Tuesday, November 18, 2014

The Malloy Deficit-Or When A Deficit Is Not A Deficit

Confusion.  When is a deficit not a deficit?  When Dan Malloy is running for reelection along with Hartford's Omnipotent One Party Rule.  The Governor who apparently cruised to reelection making up campaign laws as he went along won by a whopping 25,000 votes in an election where over 40% of the registered voters stayed home and did not vote.  Thus we will have more of the same for the next four years.  A total disregard for our state constitution along with a massive budget deficit which will bring about new and higher taxes for Connecticut.

But back to my original economic thoughts, When is a deficit not a deficit? In Malloy and Hartford's Omnipotent One Party minds it is perfectly acceptable to state during the campaign that there was no budget deficit.

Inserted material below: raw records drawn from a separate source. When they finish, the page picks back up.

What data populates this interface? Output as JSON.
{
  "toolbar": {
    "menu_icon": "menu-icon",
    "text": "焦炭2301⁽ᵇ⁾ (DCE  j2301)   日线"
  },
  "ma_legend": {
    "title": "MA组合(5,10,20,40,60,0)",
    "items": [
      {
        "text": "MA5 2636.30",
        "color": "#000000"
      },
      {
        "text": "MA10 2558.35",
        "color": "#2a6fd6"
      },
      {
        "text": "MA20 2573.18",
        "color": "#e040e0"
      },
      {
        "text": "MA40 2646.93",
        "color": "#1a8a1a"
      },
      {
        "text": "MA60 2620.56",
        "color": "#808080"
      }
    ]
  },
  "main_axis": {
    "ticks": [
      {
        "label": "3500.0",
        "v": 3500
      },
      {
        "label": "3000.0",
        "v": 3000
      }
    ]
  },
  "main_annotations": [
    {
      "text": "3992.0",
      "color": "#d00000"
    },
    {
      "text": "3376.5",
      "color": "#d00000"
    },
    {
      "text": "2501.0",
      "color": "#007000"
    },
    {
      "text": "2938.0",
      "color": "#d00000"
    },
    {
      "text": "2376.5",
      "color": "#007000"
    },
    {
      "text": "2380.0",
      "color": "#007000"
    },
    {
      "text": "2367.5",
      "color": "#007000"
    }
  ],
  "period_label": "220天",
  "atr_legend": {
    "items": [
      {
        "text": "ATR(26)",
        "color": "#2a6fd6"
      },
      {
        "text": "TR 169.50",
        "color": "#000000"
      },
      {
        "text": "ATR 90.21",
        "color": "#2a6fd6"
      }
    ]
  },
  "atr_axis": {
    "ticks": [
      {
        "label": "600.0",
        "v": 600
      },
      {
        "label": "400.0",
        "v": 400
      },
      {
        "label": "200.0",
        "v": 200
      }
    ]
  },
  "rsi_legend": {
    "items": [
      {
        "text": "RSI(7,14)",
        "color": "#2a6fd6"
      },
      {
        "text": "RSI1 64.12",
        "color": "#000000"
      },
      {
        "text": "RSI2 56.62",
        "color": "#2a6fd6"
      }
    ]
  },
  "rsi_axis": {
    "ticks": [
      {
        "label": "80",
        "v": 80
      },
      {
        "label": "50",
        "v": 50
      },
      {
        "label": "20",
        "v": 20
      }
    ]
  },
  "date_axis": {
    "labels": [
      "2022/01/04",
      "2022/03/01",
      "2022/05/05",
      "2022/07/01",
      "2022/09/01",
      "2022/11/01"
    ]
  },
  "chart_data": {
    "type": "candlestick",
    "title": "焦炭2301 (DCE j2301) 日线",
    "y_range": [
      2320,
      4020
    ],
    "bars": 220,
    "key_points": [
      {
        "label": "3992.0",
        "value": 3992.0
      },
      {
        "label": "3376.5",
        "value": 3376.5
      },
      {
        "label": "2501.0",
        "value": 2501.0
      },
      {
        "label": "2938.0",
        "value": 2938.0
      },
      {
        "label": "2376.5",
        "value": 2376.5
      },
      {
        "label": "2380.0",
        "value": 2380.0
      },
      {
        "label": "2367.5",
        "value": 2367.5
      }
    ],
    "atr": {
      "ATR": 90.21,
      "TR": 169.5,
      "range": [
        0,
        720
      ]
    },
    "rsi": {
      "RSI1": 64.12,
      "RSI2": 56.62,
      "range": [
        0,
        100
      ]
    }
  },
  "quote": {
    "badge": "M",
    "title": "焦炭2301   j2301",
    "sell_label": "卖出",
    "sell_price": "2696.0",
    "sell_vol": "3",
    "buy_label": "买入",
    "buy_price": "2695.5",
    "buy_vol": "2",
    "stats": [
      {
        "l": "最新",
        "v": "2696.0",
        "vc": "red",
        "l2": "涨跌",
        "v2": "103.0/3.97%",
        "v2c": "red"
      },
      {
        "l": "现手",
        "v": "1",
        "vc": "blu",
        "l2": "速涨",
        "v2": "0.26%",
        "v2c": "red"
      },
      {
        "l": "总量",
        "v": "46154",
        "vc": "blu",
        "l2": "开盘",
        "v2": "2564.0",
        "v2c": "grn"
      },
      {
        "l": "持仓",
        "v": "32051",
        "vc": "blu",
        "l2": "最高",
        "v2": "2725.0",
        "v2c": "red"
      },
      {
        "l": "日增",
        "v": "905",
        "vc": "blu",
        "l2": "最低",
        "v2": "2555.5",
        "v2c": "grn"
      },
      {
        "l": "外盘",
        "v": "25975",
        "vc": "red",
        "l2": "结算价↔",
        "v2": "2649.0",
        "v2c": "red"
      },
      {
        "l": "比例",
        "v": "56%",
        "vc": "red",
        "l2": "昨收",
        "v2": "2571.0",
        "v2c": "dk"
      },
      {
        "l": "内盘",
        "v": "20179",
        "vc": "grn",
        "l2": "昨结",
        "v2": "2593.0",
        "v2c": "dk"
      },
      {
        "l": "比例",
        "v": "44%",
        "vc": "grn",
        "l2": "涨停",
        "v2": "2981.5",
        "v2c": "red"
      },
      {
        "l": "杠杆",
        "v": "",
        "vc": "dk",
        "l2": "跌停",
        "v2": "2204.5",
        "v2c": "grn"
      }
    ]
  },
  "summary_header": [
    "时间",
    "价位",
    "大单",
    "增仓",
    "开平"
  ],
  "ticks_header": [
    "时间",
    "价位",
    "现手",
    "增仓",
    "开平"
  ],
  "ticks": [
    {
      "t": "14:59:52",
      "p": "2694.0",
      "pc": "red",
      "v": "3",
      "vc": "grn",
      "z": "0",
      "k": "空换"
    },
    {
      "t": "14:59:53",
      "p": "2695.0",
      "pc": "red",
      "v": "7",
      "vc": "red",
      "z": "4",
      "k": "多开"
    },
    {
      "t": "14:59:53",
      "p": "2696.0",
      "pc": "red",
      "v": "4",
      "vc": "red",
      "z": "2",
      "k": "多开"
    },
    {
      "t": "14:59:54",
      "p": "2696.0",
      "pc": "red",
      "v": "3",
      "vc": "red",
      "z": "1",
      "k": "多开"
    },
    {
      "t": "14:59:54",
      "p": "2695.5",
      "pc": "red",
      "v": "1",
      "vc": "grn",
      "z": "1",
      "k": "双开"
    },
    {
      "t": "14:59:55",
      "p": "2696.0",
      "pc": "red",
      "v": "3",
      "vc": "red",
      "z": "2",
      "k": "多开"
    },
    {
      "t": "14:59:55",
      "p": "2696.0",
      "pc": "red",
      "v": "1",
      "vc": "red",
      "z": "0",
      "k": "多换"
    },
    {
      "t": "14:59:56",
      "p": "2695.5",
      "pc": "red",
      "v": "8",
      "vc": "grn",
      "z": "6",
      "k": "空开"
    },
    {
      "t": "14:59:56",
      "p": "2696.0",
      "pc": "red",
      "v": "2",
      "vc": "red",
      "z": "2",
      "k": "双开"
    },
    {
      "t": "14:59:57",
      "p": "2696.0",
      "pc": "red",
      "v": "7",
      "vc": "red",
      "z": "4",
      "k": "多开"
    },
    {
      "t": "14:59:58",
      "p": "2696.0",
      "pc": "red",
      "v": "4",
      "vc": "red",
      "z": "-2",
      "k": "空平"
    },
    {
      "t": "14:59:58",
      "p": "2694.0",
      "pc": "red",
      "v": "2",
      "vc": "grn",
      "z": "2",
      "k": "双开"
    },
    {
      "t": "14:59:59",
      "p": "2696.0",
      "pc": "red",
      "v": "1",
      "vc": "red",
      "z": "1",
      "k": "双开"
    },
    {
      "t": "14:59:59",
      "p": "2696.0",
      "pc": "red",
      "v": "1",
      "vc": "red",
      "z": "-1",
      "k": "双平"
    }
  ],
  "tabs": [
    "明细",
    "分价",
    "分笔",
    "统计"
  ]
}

For example on June 4, 2014 Malloy stated, "We don’t face a deficit. I’ve decided to boil this down a little bit for you. The deficit projections on the same services budget would require that we increase spending by 7.78 percent. You don’t believe we’d do that, nobody believes we’d do that,” he said. Nobody, no party, no politician is going to advocate that we increase spending by 7.78 percent. It’s a ridiculous number.”  http://www.ctnewsjunkie.com/archives/entry/malloy_dismisses_deficit_projections_wont_ask_for_more_concessions/

Confusion.  When is a deficit not a deficit? On September 3, 2014
On the campaign trail, Malloy claims that there is “no deficit” in the future; these projections come from the same independent Office of Fiscal Analyses, the entity he quotes in his regular campaign stump speech. http://blog.ctnews.com/kantrowitz/2014/09/03/foley-and-malloy-are-just-plain-wrong-on-taxes/

Confusion.  When is a deficit not a deficit?  When it is $100 million this fiscal year and explodes to $1 billion dollars next fiscal year.  And all of the lies, all of the higher taxes that Malloy and Hartford's Omnipotent One Party will create over the next year will not be enough to make Connecticut debt free again.  $80 billion dollars in long term debt in 2014, by 2018 that should double at least $160 billion based on current and future spending and borrowing.

Malloy and Hartford's Omnipotent One Party-back in power, back to the lies, back to last in all economic categories in our country.  Maybe the 40% who did not vote should have.  Or maybe we should just move out of Connecticut.